Other standout cuts include "Possession," an excellent composition in the Peter Gabriel mode featuring some effective and worldly percussion from Thornburg, and "Raising Sails," which boasts some of the most exquisite acoustic guitar tone ever committed to disc.
There is little fluff in the lyrical content and "heavy" only begins to describe the psychological leanings of the music's subject matter. From hopeless loss of both life and love, to the mythology of the better aspects of human behavior, to war, this album is full of searching, pain, despair and suffering. One cannot know the depths of darkness, however, without also knowing the light that pierces it and Nikki's Room is enchantingly uplifting. Mild disassociation, headphones and candlelight strongly encouraged.

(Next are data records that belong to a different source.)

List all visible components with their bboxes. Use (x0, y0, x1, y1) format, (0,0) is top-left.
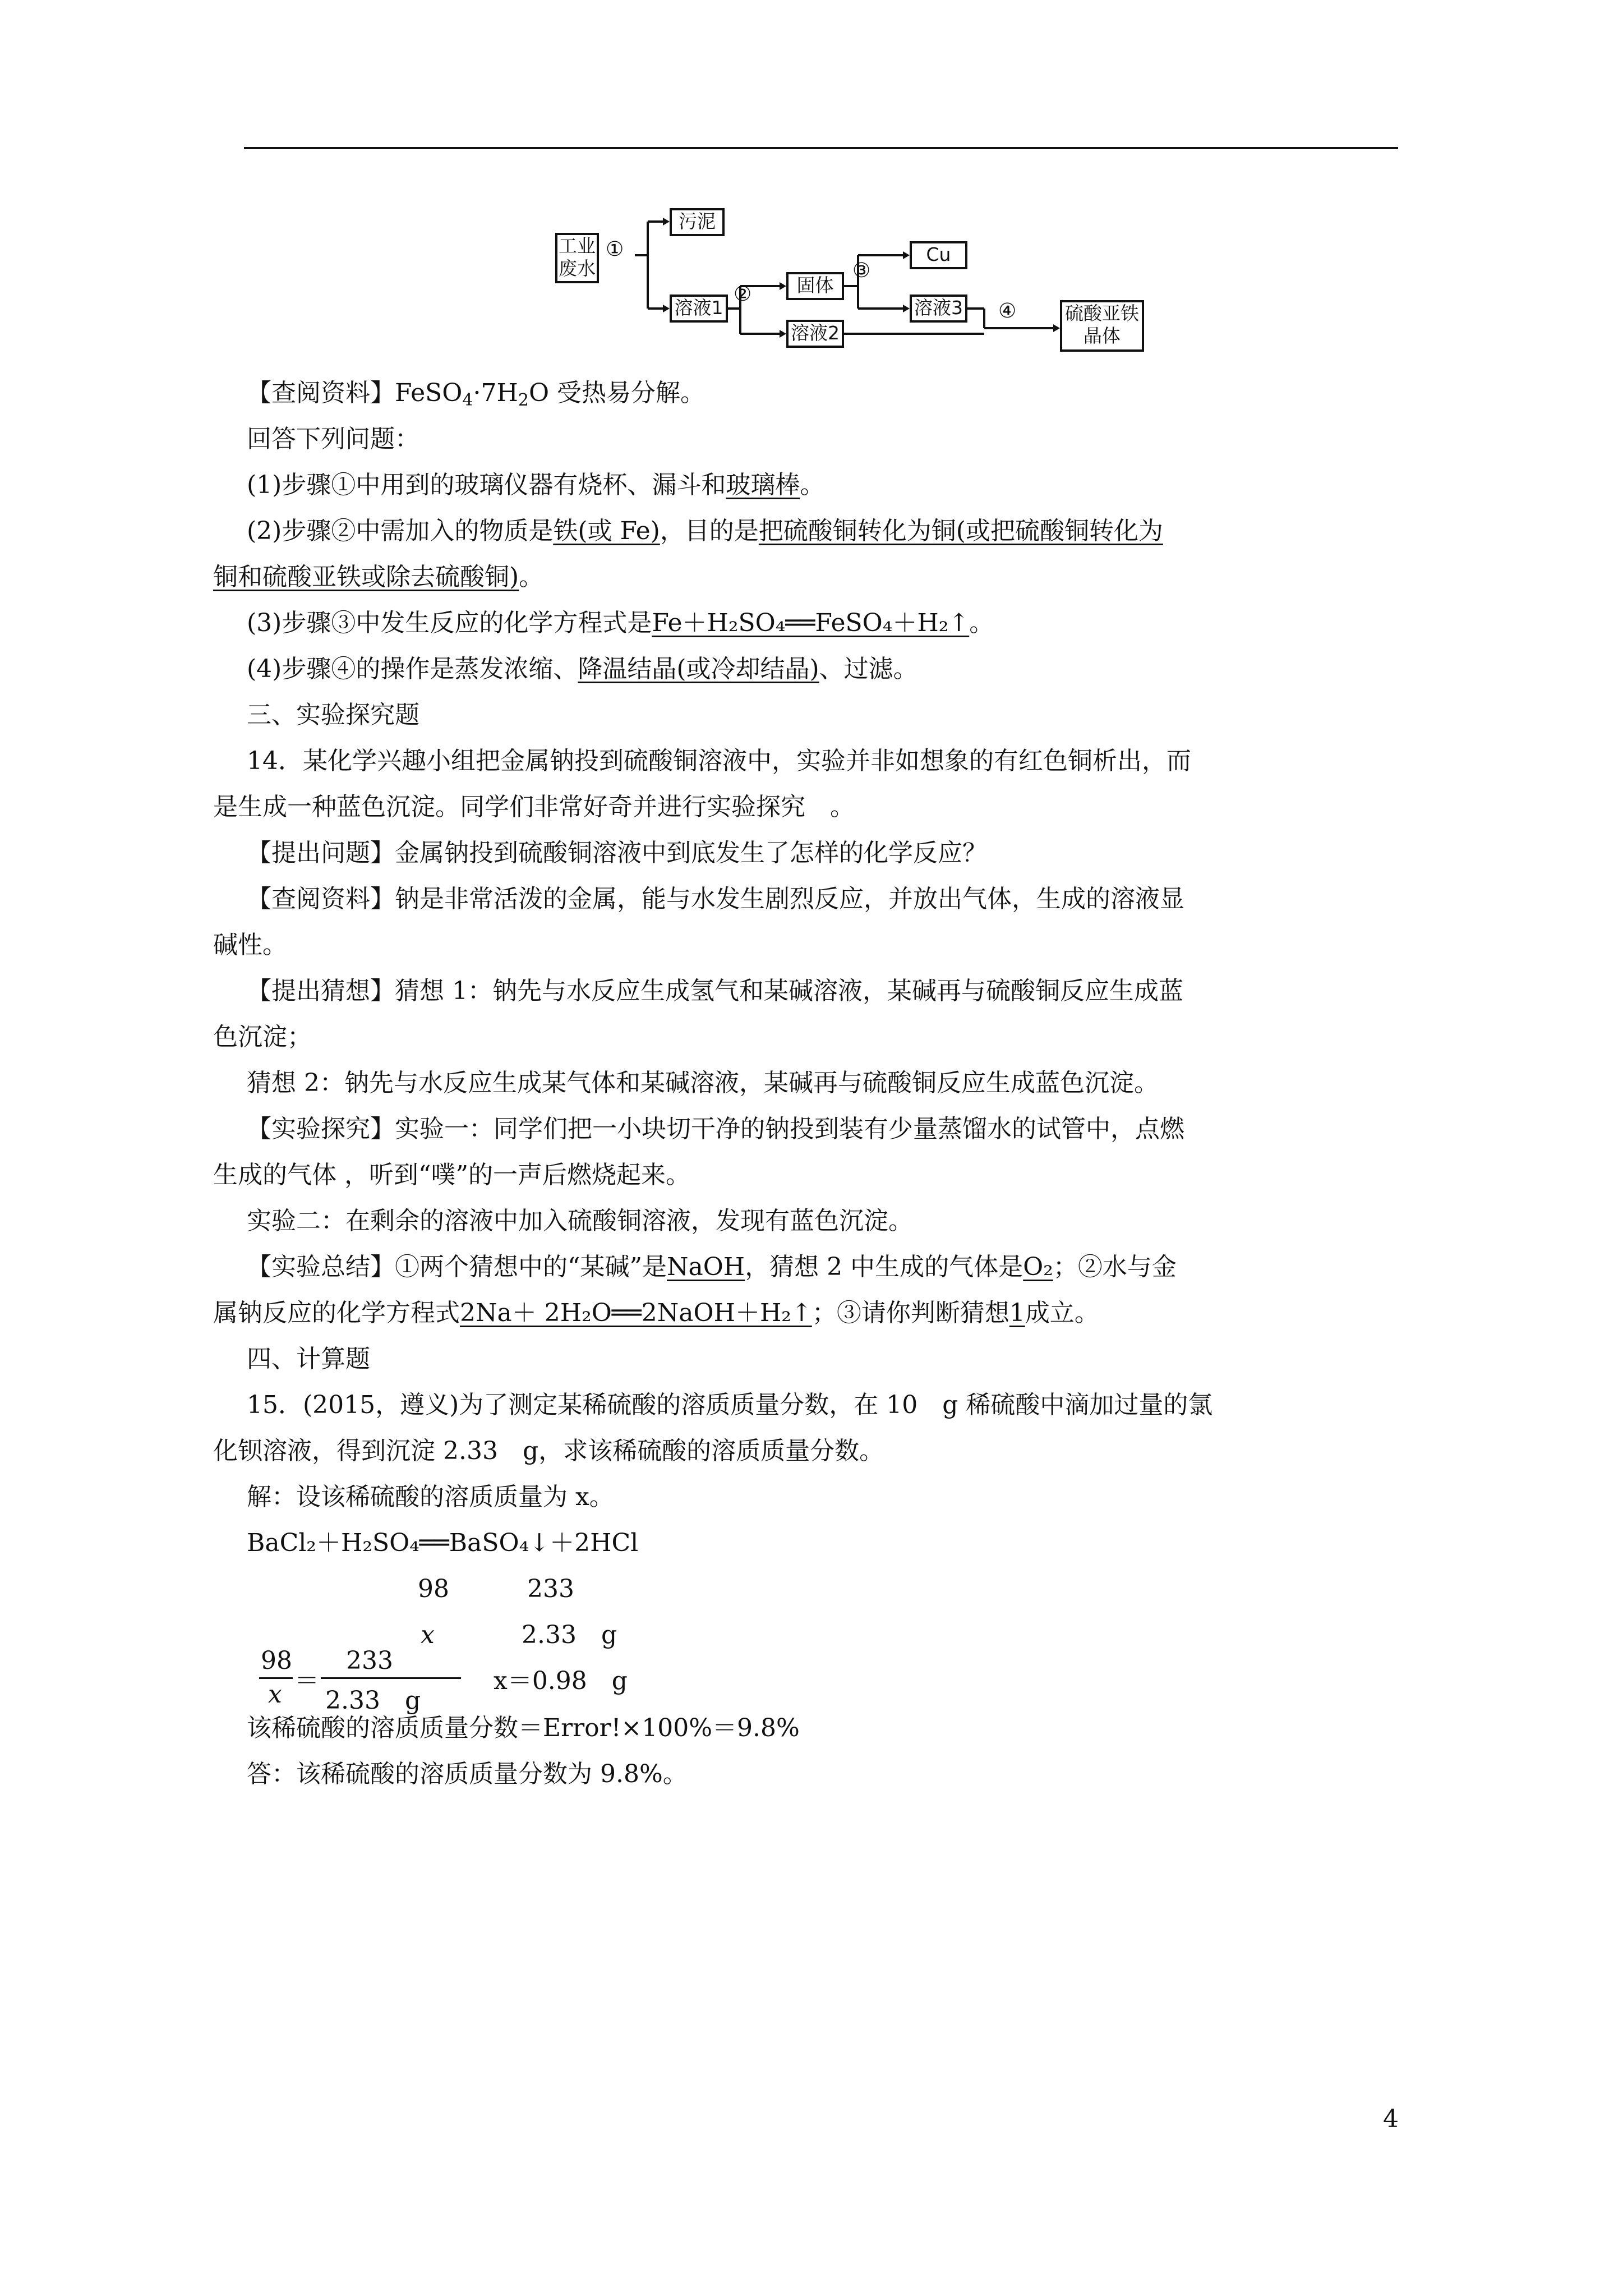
instruction: 回答下列问题： (247, 425, 419, 453)
q14-reference: 【查阅资料】钠是非常活泼的金属，能与水发生剧烈反应，并放出气体，生成的溶液显 (247, 885, 1184, 913)
answer-blank: 把硫酸铜转化为铜(或把硫酸铜转化为 (758, 517, 1163, 545)
q14-hypothesis: 【提出猜想】猜想 1：钠先与水反应生成氢气和某碱溶液，某碱再与硫酸铜反应生成蓝 (247, 977, 1183, 1005)
fraction-x-denominator: x (268, 1680, 282, 1709)
answer-blank: 2Na＋ 2H₂O══2NaOH＋H₂↑ (460, 1299, 812, 1327)
q13-part2: (2)步骤②中需加入的物质是铁(或 Fe)，目的是把硫酸铜转化为铜(或把硫酸铜转化为 (247, 517, 1163, 545)
q14-text: 14．某化学兴趣小组把金属钠投到硫酸铜溶液中，实验并非如想象的有红色铜析出，而 (247, 747, 1191, 775)
q14-hypothesis: 猜想 2：钠先与水反应生成某气体和某碱溶液，某碱再与硫酸铜反应生成蓝色沉淀。 (247, 1069, 1159, 1097)
q14-text: 是生成一种蓝色沉淀。同学们非常好奇并进行实验探究 。 (213, 793, 855, 821)
node-ferrous-sulfate-crystal: 硫酸亚铁 晶体 (1060, 300, 1144, 352)
node-solution-2: 溶液2 (786, 320, 844, 348)
q14-question: 【提出问题】金属钠投到硫酸铜溶液中到底发生了怎样的化学反应？ (247, 839, 987, 867)
result-x: x＝0.98 g (494, 1667, 628, 1695)
section-heading: 三、实验探究题 (247, 701, 419, 729)
page-number: 4 (1383, 2105, 1399, 2133)
node-sludge: 污泥 (670, 208, 725, 236)
q14-summary: 属钠反应的化学方程式2Na＋ 2H₂O══2NaOH＋H₂↑；③请你判断猜想1成立。 (213, 1299, 1099, 1327)
equals-sign: ＝ (294, 1667, 319, 1695)
q13-part2-cont: 铜和硫酸亚铁或除去硫酸铜)。 (213, 563, 544, 591)
q13-part4: (4)步骤④的操作是蒸发浓缩、降温结晶(或冷却结晶)、过滤。 (247, 655, 918, 683)
answer-blank: 铜和硫酸亚铁或除去硫酸铜) (213, 563, 519, 591)
reference-note: 【查阅资料】$FeSO_4\cdot 7H_2O$ 受热易分解。 (247, 379, 705, 410)
q14-hypothesis: 色沉淀； (213, 1023, 312, 1051)
step-3-label: ③ (852, 259, 871, 282)
q15-text: 15．(2015，遵义)为了测定某稀硫酸的溶质质量分数，在 10 g 稀硫酸中滴加过量的氯 (247, 1391, 1213, 1419)
q14-summary: 【实验总结】①两个猜想中的“某碱”是NaOH，猜想 2 中生成的气体是O₂；②水与金 (247, 1253, 1177, 1281)
ratio-233: 233 (527, 1575, 574, 1603)
answer-blank: NaOH (667, 1253, 745, 1281)
solution-line: 解：设该稀硫酸的溶质质量为 x。 (247, 1483, 614, 1511)
node-cu: Cu (910, 241, 967, 269)
answer-blank: 玻璃棒 (726, 471, 800, 499)
chemical-equation: BaCl₂＋H₂SO₄══BaSO₄↓＋2HCl (247, 1529, 639, 1557)
percentage-line: 该稀硫酸的溶质质量分数＝Error!×100%＝9.8% (247, 1714, 800, 1742)
step-1-label: ① (606, 238, 624, 261)
node-solution-3: 溶液3 (910, 295, 967, 323)
fraction-bar (321, 1677, 461, 1679)
q13-part3: (3)步骤③中发生反应的化学方程式是Fe＋H₂SO₄══FeSO₄＋H₂↑。 (247, 609, 994, 637)
q14-experiment: 生成的气体 ，听到“噗”的一声后燃烧起来。 (213, 1161, 690, 1189)
ratio-x: x (421, 1621, 435, 1649)
answer-blank: 降温结晶(或冷却结晶) (578, 655, 819, 683)
answer-blank: 铁(或 Fe) (553, 517, 660, 545)
fraction-233g-denominator: 2.33 g (325, 1686, 421, 1715)
answer-line: 答：该稀硫酸的溶质质量分数为 9.8%。 (247, 1760, 688, 1788)
section-heading: 四、计算题 (247, 1345, 370, 1373)
header-rule (244, 147, 1398, 149)
q13-part1: (1)步骤①中用到的玻璃仪器有烧杯、漏斗和玻璃棒。 (247, 471, 825, 499)
step-4-label: ④ (998, 300, 1017, 323)
answer-blank: Fe＋H₂SO₄══FeSO₄＋H₂↑ (652, 609, 970, 637)
fraction-98-numerator: 98 (261, 1646, 292, 1675)
q14-reference: 碱性。 (213, 931, 287, 959)
q15-text: 化钡溶液，得到沉淀 2.33 g，求该稀硫酸的溶质质量分数。 (213, 1437, 884, 1465)
process-flowchart (555, 199, 1150, 359)
q14-experiment: 【实验探究】实验一：同学们把一小块切干净的钠投到装有少量蒸馏水的试管中，点燃 (247, 1115, 1184, 1143)
ratio-98: 98 (418, 1575, 449, 1603)
answer-blank: O₂ (1023, 1253, 1053, 1281)
node-solution-1: 溶液1 (670, 295, 728, 323)
ratio-233g: 2.33 g (522, 1621, 617, 1649)
node-industrial-wastewater: 工业 废水 (555, 233, 599, 283)
answer-blank: 1 (1009, 1299, 1025, 1327)
q14-experiment: 实验二：在剩余的溶液中加入硫酸铜溶液，发现有蓝色沉淀。 (247, 1207, 913, 1235)
fraction-bar (259, 1677, 293, 1679)
fraction-233-numerator: 233 (346, 1646, 393, 1675)
node-solid: 固体 (786, 272, 844, 300)
step-2-label: ② (734, 283, 752, 306)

Rick Tvedt, Editor, Ricks Cafe
Not all albums bloom in a day and wilt in a few weeks. It's been more than 18 months since local songwriter Mark Adkins and his band mates released Nikki's Room, but college and community radio stations just keep playing it. Maybe that's because the album's two knockout singles, "Judi" (a tribute to the late Earth First! leader Judi Bari) and "Fields of War," have endured as musical elixir for anxiety about global warming and Iraq. "Judi" not only provides catharsis but inspires with a story of individual resistance to environmental decay ("Judi Bari gather your seeds, planting rainbows in the wild country").
Nikki's Room has psychedelic, folk and tribal influences throughout. The extended shelf life of this recording speaks to the fact that it's one of the most substantive albums to originate from Madison in a long time.